South Korea’s Daewoo Engineering and Construction Co. has secured a Won342.7 billion (approximately $262 million at current exchange rates) order to build another ammonia and urea complex in Nigeria for Indorama Eleme Fertiliser and Chemicals Ltd. (IEFCL) through a local subsidiary, according to South Korean news agency Yonhap.
The new facility is to be built at Port Harcourt and will be IEFCL’s third ammonia and urea plant in Nigeria. It will be built adjacent to IEFCL’s two existing plants, which have a combined granular urea production capacity of 2.8 million mt/y.
According to Yonhap, the new plant will take 35 months to complete. Daewoo, which built IEFCL’s two earlier plants in Nigeria, has not disclosed the capacities of the new facility.
IEFCL is a fully owned subsidiary of the Singapore-based Indorama Group, after the group in January acquired the remaining 15% of the company (GM Jan. 20, p. 27). The seller was reported to be UK-based Actis Capital.
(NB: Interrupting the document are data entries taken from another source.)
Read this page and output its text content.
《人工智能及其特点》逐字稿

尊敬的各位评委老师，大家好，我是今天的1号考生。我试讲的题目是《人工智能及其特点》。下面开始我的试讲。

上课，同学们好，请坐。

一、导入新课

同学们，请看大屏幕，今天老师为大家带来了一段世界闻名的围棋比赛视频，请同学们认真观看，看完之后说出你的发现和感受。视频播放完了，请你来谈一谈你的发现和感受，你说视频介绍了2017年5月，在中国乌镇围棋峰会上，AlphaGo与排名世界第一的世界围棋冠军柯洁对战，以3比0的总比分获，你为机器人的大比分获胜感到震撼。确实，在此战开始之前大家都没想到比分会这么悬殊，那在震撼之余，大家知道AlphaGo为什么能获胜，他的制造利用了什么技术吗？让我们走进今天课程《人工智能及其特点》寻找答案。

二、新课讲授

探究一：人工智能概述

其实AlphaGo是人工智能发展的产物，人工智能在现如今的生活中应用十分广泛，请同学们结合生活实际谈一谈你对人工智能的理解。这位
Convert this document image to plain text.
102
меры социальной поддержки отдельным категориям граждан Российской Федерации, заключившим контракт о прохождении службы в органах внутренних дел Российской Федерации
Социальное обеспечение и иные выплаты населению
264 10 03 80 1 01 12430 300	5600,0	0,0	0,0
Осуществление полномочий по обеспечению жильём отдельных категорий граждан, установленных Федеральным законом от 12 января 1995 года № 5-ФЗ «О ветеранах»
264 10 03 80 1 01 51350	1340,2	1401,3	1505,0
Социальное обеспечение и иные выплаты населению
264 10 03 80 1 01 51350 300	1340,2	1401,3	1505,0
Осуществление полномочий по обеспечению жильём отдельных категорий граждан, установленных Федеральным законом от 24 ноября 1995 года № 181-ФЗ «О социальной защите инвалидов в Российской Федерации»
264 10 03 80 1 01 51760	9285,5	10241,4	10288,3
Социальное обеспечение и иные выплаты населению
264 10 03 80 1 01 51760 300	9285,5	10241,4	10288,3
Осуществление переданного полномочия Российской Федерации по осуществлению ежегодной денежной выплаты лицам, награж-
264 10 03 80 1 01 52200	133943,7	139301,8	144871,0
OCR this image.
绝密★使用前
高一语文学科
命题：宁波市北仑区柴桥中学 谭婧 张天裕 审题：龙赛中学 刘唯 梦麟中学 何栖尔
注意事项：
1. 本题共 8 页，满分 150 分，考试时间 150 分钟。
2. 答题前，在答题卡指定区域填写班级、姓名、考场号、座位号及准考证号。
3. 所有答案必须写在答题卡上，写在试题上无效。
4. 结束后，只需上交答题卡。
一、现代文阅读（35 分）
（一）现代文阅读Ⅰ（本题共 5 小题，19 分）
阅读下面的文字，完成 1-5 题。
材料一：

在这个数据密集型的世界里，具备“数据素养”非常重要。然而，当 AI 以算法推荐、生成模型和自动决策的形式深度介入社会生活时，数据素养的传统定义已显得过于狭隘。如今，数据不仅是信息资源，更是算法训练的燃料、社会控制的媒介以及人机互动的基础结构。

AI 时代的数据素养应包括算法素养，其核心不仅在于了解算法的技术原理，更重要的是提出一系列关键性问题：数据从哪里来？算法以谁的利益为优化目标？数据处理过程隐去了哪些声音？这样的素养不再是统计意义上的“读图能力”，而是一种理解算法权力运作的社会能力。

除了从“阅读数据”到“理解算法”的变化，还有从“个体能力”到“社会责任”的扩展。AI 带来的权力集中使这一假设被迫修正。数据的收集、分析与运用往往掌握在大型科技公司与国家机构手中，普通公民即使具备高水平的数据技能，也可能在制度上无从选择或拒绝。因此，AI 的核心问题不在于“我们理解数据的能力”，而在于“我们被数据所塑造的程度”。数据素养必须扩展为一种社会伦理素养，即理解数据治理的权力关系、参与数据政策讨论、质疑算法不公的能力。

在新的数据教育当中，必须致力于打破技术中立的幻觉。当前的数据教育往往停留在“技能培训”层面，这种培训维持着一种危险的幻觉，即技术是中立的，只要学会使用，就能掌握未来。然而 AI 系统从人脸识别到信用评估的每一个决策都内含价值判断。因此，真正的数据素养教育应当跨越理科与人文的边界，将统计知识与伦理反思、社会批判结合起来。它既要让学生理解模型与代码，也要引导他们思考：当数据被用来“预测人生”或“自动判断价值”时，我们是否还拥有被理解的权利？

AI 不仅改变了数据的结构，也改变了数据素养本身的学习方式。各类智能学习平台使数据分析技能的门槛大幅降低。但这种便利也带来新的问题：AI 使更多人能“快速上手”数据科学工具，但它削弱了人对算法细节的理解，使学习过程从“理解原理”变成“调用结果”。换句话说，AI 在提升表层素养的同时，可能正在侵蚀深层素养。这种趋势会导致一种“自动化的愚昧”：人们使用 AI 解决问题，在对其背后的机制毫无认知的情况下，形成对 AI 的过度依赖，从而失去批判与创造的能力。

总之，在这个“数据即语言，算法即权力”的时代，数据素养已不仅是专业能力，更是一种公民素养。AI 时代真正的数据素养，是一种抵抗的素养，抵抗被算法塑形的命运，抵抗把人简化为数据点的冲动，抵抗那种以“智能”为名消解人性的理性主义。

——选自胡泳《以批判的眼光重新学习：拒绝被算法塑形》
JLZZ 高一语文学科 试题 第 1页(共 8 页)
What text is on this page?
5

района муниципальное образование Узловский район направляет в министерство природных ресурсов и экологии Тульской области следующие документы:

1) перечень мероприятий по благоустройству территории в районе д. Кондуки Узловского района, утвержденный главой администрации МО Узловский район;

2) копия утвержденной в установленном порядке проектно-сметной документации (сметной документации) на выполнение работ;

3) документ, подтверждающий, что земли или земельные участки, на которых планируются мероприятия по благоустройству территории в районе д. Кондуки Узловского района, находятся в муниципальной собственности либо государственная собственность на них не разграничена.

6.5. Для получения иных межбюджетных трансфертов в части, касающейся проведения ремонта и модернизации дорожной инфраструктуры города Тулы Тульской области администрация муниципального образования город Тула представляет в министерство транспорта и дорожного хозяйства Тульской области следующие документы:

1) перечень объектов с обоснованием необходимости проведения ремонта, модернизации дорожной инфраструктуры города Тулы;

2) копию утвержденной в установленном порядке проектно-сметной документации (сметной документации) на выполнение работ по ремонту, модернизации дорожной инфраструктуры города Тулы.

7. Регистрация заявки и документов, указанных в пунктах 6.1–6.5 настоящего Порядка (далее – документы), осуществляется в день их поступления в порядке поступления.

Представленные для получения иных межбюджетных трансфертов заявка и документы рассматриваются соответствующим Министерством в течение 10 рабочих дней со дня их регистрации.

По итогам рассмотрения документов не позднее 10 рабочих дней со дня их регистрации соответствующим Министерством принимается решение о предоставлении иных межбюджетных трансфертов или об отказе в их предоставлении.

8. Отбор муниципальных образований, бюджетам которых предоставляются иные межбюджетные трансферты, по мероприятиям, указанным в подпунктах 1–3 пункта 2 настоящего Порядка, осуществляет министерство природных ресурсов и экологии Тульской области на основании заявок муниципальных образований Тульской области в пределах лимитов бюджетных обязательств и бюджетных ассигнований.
Nigeria has two other urea producers. Dangote Fertiliser Ltd. has nameplate capacity of 3 million mt/y at its plant in the country’s Lekki Free Trade Zone, about 50 km east of central Lagos, which started up in the first half of 2021 (GM June 11, 2021). Notore Chemical Industries Plc also operates a plant with nameplate capacity of around 500,000 mt/y at Omne near Port Harcourt.
As new production capacity comes onstream and current urea domestic demand is reported at less than 1 million mt/y, Nigeria’s urea exports have grown exponentially in recent years, reaching 2.86 million mt in 2022, up from 1.07 million mt in 2021 and 442,293 mt in 2020, according to Trade Data Monitor. Exports for January-March 2023 totaled 730,042 mt.